Clean water advocates criticize limited EPA hearing on coal plant water pollution

An aerial view of Georgia Power's Plant Scherer shows the close relationship between a coal-fired power plant and surface waters. (Photo by Antennas via Wikipedia)

Coal-fired power plants are a major source of water pollution, contributing over half of all toxic pollutants including cancer-causing arsenic, lead and mercury that's released to U.S. rivers, streams and other surface waters by industrial operations.

Earlier this year, after more than three decades of delay, the Environmental Protection Agency proposed a new rule under the federal Clean Water Act to clean up that pollution. EPA did so under a federal court-ordered deadline that scuttled an effort by the utility industry to block the regulations over financial concerns.

Today EPA is holding a public hearing on the proposed rule -- but clean water advocates are criticizing the hearing for its limited scope and length.

"The EPA has called this hearing only on part of the proposed rule, so-called 'pretreatment' standards for coal waste going to public water treatment facilities," says a statement issued by more than two dozen environmental advocacy groups. "The agency needs to listen more broadly. It is important that the EPA hear from the public on the rule as a whole, because so many of us are affected by toxic water pollution from power plants in our rivers, lakes and streams."

Among the groups that signed onto the statement are several based in North Carolina: Appalachian Voices, Clean Water for North Carolina, French Broad Riverkeeper, Haw Riverkeeper, Watauga Riverkeeper, and the Western North Carolina Alliance. Others include Earthjustice, the Environmental Integrity Project, and the Sierra Club.

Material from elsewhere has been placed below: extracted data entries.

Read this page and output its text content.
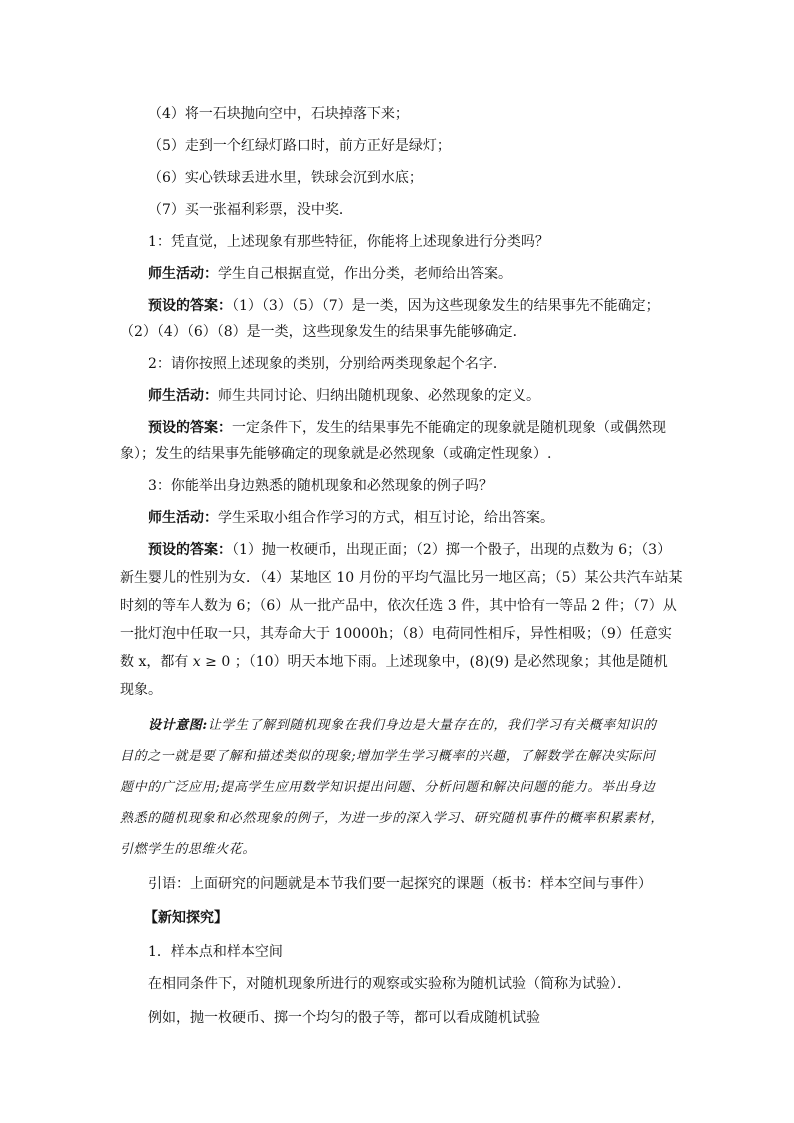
（4）将一石块抛向空中，石块掉落下来；
（5）走到一个红绿灯路口时，前方正好是绿灯；
（6）实心铁球丢进水里，铁球会沉到水底；
（7）买一张福利彩票，没中奖．
1：凭直觉，上述现象有那些特征，你能将上述现象进行分类吗？
师生活动：学生自己根据直觉，作出分类，老师给出答案。
预设的答案：（1）（3）（5）（7）是一类，因为这些现象发生的结果事先不能确定；
（2）（4）（6）（8）是一类，这些现象发生的结果事先能够确定．
2：请你按照上述现象的类别，分别给两类现象起个名字．
师生活动：师生共同讨论、归纳出随机现象、必然现象的定义。
预设的答案：一定条件下，发生的结果事先不能确定的现象就是随机现象（或偶然现
象）；发生的结果事先能够确定的现象就是必然现象（或确定性现象）.
3：你能举出身边熟悉的随机现象和必然现象的例子吗？
师生活动：学生采取小组合作学习的方式，相互讨论，给出答案。
预设的答案：（1）抛一枚硬币，出现正面；（2）掷一个骰子，出现的点数为 6；（3）
新生婴儿的性别为女．（4）某地区 10 月份的平均气温比另一地区高；（5）某公共汽车站某
时刻的等车人数为 6；（6）从一批产品中，依次任选 3 件，其中恰有一等品 2 件；（7）从
一批灯泡中任取一只，其寿命大于 10000h；（8）电荷同性相斥，异性相吸；（9）任意实
数 x，都有 x ≥ 0 ；（10）明天本地下雨。上述现象中，(8)(9) 是必然现象；其他是随机
现象。
设计意图:让学生了解到随机现象在我们身边是大量存在的，我们学习有关概率知识的
目的之一就是要了解和描述类似的现象;增加学生学习概率的兴趣，了解数学在解决实际问
题中的广泛应用;提高学生应用数学知识提出问题、分析问题和解决问题的能力。举出身边
熟悉的随机现象和必然现象的例子，为进一步的深入学习、研究随机事件的概率积累素材，
引燃学生的思维火花。
引语：上面研究的问题就是本节我们要一起探究的课题（板书：样本空间与事件）
【新知探究】
1．样本点和样本空间
在相同条件下，对随机现象所进行的观察或实验称为随机试验（简称为试验）．
例如，抛一枚硬币、掷一个均匀的骰子等，都可以看成随机试验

The groups are pressing EPA to require power plants to install what's known as "zero liquid discharge technology" and convert to safer systems for handling coal ash, the toxic waste left over after burning coal. Many power plants now store coal ash in wet form in massive, unlined waste lagoons, but those have a tendency to leach toxins into nearby water supplies. They also are vulnerable to catastrophic failure, as the 2008 disaster at the Tennessee Valley Authority's Kingston plant in eastern Tennessee showed. Environmental advocates have long called for a transition to dry coal ash storage in properly lined landfills.

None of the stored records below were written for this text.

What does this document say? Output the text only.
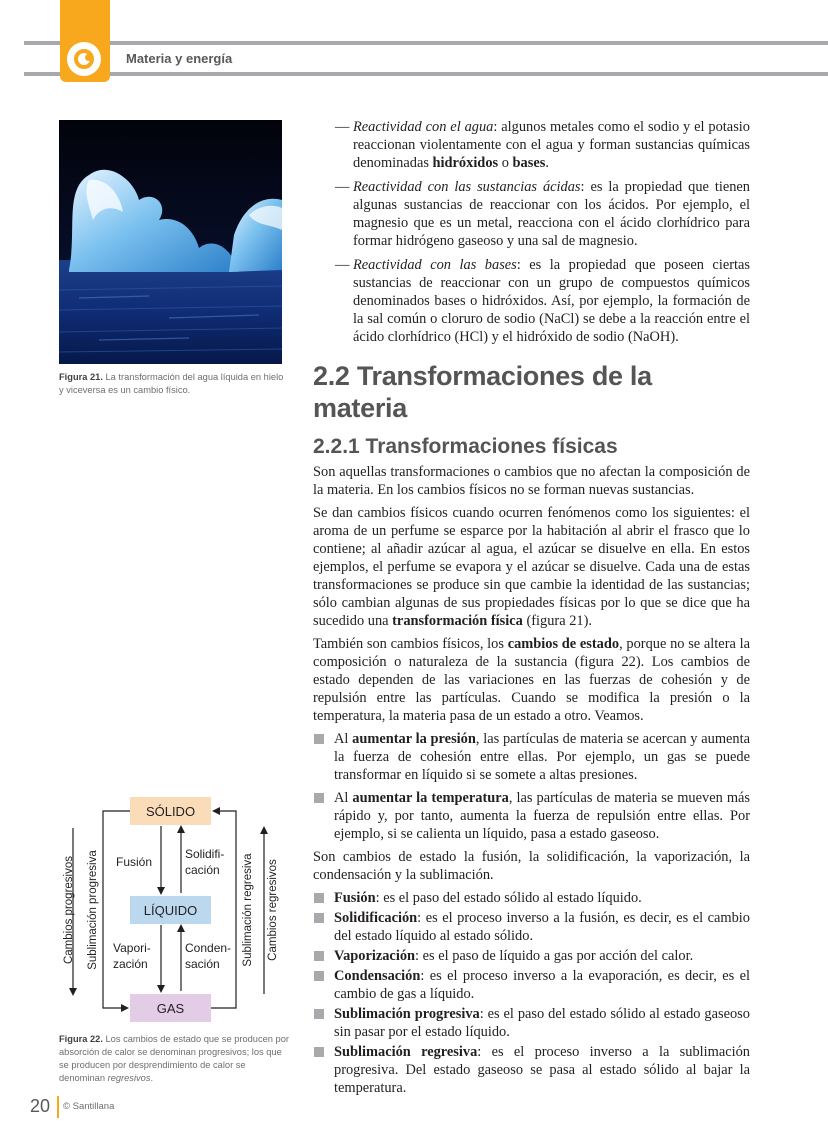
Materia y energía

Figura 21. La transformación del agua líquida en hielo y viceversa es un cambio físico.

SÓLIDO
LÍQUIDO
GAS
Fusión
Solidifi-
cación
Vapori-
zación
Conden-
sación
Cambios progresivos Sublimación progresiva	Sublimación regresiva Cambios regresivos

Figura 22. Los cambios de estado que se producen por absorción de calor se denominan progresivos; los que se producen por desprendimiento de calor se denominan regresivos.

20 © Santillana
— Reactividad con el agua: algunos metales como el sodio y el potasio reaccionan violentamente con el agua y forman sustancias químicas denominadas hidróxidos o bases.
— Reactividad con las sustancias ácidas: es la propiedad que tienen algunas sustancias de reaccionar con los ácidos. Por ejemplo, el magnesio que es un metal, reacciona con el ácido clorhídrico para formar hidrógeno gaseoso y una sal de magnesio.
— Reactividad con las bases: es la propiedad que poseen ciertas sustancias de reaccionar con un grupo de compuestos químicos denominados bases o hidróxidos. Así, por ejemplo, la formación de la sal común o cloruro de sodio (NaCl) se debe a la reacción entre el ácido clorhídrico (HCl) y el hidróxido de sodio (NaOH).
2.2 Transformaciones de la materia
2.2.1 Transformaciones físicas

Son aquellas transformaciones o cambios que no afectan la composición de la materia. En los cambios físicos no se forman nuevas sustancias.

Se dan cambios físicos cuando ocurren fenómenos como los siguientes: el aroma de un perfume se esparce por la habitación al abrir el frasco que lo contiene; al añadir azúcar al agua, el azúcar se disuelve en ella. En estos ejemplos, el perfume se evapora y el azúcar se disuelve. Cada una de estas transformaciones se produce sin que cambie la identidad de las sustancias; sólo cambian algunas de sus propiedades físicas por lo que se dice que ha sucedido una transformación física (figura 21).

También son cambios físicos, los cambios de estado, porque no se altera la composición o naturaleza de la sustancia (figura 22). Los cambios de estado dependen de las variaciones en las fuerzas de cohesión y de repulsión entre las partículas. Cuando se modifica la presión o la temperatura, la materia pasa de un estado a otro. Veamos.

Al aumentar la presión, las partículas de materia se acercan y aumenta la fuerza de cohesión entre ellas. Por ejemplo, un gas se puede transformar en líquido si se somete a altas presiones.
Al aumentar la temperatura, las partículas de materia se mueven más rápido y, por tanto, aumenta la fuerza de repulsión entre ellas. Por ejemplo, si se calienta un líquido, pasa a estado gaseoso.

Son cambios de estado la fusión, la solidificación, la vaporización, la condensación y la sublimación.

Fusión: es el paso del estado sólido al estado líquido.
Solidificación: es el proceso inverso a la fusión, es decir, es el cambio del estado líquido al estado sólido.
Vaporización: es el paso de líquido a gas por acción del calor.
Condensación: es el proceso inverso a la evaporación, es decir, es el cambio de gas a líquido.
Sublimación progresiva: es el paso del estado sólido al estado gaseoso sin pasar por el estado líquido.
Sublimación regresiva: es el proceso inverso a la sublimación progresiva. Del estado gaseoso se pasa al estado sólido al bajar la temperatura.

In addition to holding the public hearing, the EPA is also taking written comments on the proposed rule through Sept. 20, 2013. For details on submitting comments, click here for the Federal Register notice.

"It is time for the EPA to end the power industries' long history of destroying our lakes, rivers, and streams with toxic pollution," the groups' statement says. "We are going to do all we can to ensure comprehensive rules are adopted that will require power plants to clean up all of their toxic wastewater pollution, not just some of it."